她想也没想就拒绝了。

    “今天这种大好日子,不是谁都能影响我心情的,把他们请出去。”

    她和顾九牧现在在晚宴大厅楼上的休息室里,楼下宾客满座,一会她还要下去招待,并不想在这种时候见到那一家三口。

    见她眸底带着冷意,顾九牧摸了摸她的头发,“真的不打算见见?”

    阮画意狐疑地看向他,“我应该见一面吗?”

    “他以前迫不及待地想把你们送走,如今地位翻转,怎么能不看看呢?”顾九牧双眸含笑,他一向喜欢看别人的笑话。

    阮画意顿时明白了他的意思,这是要去炫耀一番啊。

    虽然她不是个张扬的人,但面对那一家三口,也不是没必要。

    “走。”她踩着高跟鞋稳稳地站了起来,无名指上是顾九牧亲自为她戴上的戒指。

    这一次结婚,她不再是被亲生父亲卖出去的可怜虫,而是一个收获幸福的女人。

    一下楼,就看到阮平文和白莲一脸为难地站在最外侧,跟保安说着什么。

    在保安的一再拒绝下,阮平文气得眼睛都红了,“我说了,我是阮画意的亲爸,你们顾总的老丈人,你们也敢拦我?”

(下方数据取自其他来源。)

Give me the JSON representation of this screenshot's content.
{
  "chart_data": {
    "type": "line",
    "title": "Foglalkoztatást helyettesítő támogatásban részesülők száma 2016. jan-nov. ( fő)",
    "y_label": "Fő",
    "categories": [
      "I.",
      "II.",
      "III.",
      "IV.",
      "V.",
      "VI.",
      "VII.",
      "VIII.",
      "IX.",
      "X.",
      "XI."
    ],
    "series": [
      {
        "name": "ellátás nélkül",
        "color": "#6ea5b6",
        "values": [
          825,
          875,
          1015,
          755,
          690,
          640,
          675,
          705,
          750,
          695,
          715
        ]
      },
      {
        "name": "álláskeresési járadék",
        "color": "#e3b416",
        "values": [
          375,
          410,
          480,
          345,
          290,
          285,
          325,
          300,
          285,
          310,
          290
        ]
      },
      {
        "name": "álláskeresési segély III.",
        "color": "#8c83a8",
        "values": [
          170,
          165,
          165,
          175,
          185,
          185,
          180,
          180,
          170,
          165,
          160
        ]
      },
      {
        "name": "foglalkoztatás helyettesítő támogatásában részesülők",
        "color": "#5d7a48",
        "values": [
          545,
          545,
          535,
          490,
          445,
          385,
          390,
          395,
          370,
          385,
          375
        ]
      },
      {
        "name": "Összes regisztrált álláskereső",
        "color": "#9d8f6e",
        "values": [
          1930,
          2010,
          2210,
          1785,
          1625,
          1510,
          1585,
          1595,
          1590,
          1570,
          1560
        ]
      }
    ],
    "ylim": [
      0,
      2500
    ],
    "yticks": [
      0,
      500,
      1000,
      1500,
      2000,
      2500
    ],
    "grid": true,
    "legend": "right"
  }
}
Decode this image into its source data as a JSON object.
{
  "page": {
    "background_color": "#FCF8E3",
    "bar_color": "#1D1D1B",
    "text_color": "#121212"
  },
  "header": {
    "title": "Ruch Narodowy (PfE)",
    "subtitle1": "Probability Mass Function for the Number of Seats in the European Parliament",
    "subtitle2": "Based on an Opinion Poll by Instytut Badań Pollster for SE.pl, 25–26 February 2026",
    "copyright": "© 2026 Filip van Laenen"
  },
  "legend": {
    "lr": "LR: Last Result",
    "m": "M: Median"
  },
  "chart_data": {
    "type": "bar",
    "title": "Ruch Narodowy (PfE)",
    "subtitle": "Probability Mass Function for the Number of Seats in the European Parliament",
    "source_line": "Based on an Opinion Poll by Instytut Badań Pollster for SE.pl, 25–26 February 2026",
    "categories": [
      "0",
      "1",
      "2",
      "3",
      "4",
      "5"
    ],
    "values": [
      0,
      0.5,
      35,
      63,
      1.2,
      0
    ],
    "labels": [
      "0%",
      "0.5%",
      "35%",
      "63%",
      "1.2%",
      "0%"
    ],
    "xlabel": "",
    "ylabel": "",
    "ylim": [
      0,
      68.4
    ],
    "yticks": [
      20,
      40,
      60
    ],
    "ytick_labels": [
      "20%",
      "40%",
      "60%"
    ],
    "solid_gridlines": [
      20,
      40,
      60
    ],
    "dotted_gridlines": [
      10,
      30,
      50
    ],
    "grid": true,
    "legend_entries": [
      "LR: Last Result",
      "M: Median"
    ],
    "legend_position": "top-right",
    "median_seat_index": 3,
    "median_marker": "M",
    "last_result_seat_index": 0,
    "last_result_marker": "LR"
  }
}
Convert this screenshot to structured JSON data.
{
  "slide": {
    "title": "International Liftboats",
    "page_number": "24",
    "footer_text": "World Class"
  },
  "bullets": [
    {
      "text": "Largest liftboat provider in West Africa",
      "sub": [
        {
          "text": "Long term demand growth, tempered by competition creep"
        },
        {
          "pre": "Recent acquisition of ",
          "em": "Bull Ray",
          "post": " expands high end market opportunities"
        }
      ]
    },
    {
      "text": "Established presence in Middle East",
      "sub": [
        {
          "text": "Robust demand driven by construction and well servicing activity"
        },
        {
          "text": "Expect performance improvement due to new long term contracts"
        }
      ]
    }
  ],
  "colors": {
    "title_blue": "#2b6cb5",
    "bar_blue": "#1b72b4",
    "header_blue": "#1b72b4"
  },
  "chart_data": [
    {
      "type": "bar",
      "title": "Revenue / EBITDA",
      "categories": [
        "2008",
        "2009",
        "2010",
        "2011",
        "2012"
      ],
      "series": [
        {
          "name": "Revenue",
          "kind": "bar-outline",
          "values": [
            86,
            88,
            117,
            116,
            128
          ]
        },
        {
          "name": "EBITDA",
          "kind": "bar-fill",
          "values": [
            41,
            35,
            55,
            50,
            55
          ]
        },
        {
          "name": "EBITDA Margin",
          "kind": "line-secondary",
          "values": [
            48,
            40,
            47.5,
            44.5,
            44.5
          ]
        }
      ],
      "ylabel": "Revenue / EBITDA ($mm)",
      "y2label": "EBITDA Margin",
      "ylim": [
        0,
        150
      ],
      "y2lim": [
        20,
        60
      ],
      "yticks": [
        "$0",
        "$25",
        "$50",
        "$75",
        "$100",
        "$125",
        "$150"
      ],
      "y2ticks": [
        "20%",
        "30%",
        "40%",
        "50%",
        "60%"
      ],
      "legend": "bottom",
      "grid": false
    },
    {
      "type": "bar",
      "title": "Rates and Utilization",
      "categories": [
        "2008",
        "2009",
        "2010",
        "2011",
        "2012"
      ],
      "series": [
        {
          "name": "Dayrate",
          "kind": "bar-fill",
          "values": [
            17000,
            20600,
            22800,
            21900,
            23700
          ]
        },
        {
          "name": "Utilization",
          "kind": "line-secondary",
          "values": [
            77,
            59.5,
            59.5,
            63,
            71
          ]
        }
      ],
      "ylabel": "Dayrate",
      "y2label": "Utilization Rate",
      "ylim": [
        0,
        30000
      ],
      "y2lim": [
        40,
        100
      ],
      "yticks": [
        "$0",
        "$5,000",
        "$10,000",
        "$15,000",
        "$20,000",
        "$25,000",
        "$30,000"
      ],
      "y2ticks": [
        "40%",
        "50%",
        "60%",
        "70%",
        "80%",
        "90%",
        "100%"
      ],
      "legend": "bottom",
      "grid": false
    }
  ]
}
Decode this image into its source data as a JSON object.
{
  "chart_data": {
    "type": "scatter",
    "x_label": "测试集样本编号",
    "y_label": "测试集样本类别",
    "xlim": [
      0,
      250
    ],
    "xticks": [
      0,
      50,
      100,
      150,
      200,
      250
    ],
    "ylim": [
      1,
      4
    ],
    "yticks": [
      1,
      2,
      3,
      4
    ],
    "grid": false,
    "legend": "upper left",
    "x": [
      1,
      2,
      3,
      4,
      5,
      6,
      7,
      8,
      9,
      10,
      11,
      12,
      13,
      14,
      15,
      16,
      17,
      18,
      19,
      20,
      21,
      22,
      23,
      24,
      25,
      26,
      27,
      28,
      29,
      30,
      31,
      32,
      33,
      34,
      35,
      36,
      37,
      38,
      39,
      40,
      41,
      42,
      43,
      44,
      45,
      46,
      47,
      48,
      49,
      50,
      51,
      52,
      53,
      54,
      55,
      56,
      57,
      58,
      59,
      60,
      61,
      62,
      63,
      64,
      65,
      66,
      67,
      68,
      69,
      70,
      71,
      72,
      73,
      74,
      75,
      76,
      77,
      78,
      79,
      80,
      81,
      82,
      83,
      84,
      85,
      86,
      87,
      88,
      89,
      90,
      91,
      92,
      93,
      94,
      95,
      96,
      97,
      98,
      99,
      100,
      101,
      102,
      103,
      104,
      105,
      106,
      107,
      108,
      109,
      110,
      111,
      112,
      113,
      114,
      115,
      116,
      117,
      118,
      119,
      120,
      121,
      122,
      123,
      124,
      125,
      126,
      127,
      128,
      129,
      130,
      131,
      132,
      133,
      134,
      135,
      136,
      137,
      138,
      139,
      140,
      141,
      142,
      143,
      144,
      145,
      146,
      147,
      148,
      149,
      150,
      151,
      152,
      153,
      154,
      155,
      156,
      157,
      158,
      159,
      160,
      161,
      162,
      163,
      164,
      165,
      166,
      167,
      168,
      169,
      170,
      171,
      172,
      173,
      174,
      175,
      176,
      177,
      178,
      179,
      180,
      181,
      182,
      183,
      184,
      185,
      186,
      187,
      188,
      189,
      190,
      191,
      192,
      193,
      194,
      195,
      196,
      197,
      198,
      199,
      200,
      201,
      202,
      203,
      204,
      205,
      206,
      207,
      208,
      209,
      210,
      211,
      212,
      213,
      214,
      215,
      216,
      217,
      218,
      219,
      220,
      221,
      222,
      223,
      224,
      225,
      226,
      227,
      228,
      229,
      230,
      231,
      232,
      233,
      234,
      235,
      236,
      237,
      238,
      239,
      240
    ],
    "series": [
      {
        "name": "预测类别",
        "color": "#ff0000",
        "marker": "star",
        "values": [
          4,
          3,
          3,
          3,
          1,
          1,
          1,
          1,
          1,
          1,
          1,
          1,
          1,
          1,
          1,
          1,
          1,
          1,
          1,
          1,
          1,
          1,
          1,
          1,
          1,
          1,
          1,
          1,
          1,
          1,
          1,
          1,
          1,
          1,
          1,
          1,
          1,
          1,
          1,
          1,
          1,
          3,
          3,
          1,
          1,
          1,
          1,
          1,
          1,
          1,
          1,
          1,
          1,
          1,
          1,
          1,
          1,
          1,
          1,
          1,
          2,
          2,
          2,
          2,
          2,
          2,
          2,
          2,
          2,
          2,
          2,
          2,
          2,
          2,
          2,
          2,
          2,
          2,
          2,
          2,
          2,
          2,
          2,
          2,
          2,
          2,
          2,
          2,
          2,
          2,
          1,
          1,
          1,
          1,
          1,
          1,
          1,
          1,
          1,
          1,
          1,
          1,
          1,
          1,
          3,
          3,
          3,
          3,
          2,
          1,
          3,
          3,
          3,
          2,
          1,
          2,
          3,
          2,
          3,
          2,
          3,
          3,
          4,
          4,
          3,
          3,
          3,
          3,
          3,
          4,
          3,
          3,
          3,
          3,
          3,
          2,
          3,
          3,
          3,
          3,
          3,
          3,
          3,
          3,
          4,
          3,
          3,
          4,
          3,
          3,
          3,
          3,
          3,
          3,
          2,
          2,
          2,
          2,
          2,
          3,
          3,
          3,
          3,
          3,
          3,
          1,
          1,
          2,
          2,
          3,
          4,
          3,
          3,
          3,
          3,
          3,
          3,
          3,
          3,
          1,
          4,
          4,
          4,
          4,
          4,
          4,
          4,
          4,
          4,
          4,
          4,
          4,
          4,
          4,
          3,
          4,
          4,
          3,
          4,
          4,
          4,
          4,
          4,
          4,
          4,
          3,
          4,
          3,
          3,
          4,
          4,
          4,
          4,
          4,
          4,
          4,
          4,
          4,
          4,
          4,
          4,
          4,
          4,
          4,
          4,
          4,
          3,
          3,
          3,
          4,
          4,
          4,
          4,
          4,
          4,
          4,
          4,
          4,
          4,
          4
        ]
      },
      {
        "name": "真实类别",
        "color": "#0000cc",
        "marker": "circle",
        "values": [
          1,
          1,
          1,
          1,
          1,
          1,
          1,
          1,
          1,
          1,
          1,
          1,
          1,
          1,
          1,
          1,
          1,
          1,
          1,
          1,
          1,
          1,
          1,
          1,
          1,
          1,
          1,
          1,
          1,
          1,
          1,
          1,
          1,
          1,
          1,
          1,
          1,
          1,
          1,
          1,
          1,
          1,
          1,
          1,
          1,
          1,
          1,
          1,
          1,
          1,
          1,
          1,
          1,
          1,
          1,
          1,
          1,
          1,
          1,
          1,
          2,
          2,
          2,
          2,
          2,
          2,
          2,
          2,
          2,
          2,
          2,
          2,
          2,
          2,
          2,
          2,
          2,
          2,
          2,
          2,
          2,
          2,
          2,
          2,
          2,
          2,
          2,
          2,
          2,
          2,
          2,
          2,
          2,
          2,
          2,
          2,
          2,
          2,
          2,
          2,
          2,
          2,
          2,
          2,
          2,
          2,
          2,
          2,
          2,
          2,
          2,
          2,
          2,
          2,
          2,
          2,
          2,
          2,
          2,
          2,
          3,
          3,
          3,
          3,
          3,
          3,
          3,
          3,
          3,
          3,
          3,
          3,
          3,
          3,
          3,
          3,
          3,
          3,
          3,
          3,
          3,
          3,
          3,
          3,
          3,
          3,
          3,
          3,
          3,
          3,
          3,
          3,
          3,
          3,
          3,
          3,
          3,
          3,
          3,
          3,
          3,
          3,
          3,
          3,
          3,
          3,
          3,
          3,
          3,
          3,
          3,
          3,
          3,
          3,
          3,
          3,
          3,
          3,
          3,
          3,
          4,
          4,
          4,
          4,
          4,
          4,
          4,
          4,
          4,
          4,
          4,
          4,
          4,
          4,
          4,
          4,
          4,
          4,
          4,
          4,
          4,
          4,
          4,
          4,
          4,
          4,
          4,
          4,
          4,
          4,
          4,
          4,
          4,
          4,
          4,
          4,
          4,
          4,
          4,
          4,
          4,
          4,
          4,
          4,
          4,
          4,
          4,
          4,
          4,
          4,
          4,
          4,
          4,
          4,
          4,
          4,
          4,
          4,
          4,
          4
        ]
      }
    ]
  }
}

    “抱歉,太太交代,不见你们。”保安面色如常,并没有受到一丝一毫的影响。

    “怎么可能!我是她亲爹,她敢不见我?”被拒之门外的阮平文早已没了平时的儒雅淡然,凶神恶煞地瞪着保安。

    无奈保安眼睛都不眨一下,就是不让。

    “吵什么?”她挽着顾九牧的手,走到阮平文面前,“今天好歹也算是我的大喜之日,你在这里闹事,大家脸上都不好看吧。”

    阮平文见她还是来了,脸上的狰狞都没来得及收敛,就笑了起来,“也怪我没有提前跟你打招呼,这两个保安不认识我,不让我进去,画画啊,你年轻不懂认人,一定要擦亮眼睛,身边的人,都要留聪明的。”

    侃侃而谈的模样把她看笑了,“怕的不是找了一个笨蛋,而是找了一个假聪明的,满肚子坏水,没什么有用的东西,我妈不就上了这个当吗?”

    阮平文和白莲脸色俱是一变。

    “现在看也看到了,可以走了吗?”她收回视线,“我还很忙,有很多人都等着我们招待。”

    阮平文脸色越渐难看,“那怎么行呢,我是你爸爸,你阿姨也想见证你的幸福,我们也想看着今天这场晚宴结束。”

    “今天跟你有关系吗?”她抬抬手,示意保安把人带走。

    “阮先生请。”保安面无表情地要赶人。

    阮平文当然不答应了,抓着她的胳膊就不肯走,“好歹我也是你爸爸,你就是这么对你爸的?”

    “那是以前了。”她推开他的手,“忘了吗?我被你用五千万卖了。”

    这话一出,阮平文脸色变了几变,难看不已。

    见她眸底尽是嘲讽,顾九牧低头凑到她耳边轻声说道:“你先回去,剩下的我来处理。”

    “嗯。”她点头转身就走。

    阮平文见状就想跟上去,却被他拦住了去路。

    世界上能跟姓顾的相比的人大概就阮平文了。

    软饭男就算了,还自以为是。

    “画画说的还不够明白吗?要不然,我亲自送你们出去。”顾九牧捏了捏手指,骨头嘎吱作响。

    真是好久没有动过手了,都有点手痒了。

    夫妻俩脸一白。

    “顾总,不……不至于吧,我们只想参加晚宴,看画画得到幸福。”阮平文声音打颤。

    “你们已经看到了不是吗?”顾九牧慵懒地靠在墙上,深邃眸底尽是冷意。

    白莲见状,心里怕得不得了,躲在阮平文身后不敢吱声。

    “请他们出去。”

    顾九牧大步流星地向外走去,阮平文夫妻俩被几个健硕的保安提溜起来,跟在他的后面。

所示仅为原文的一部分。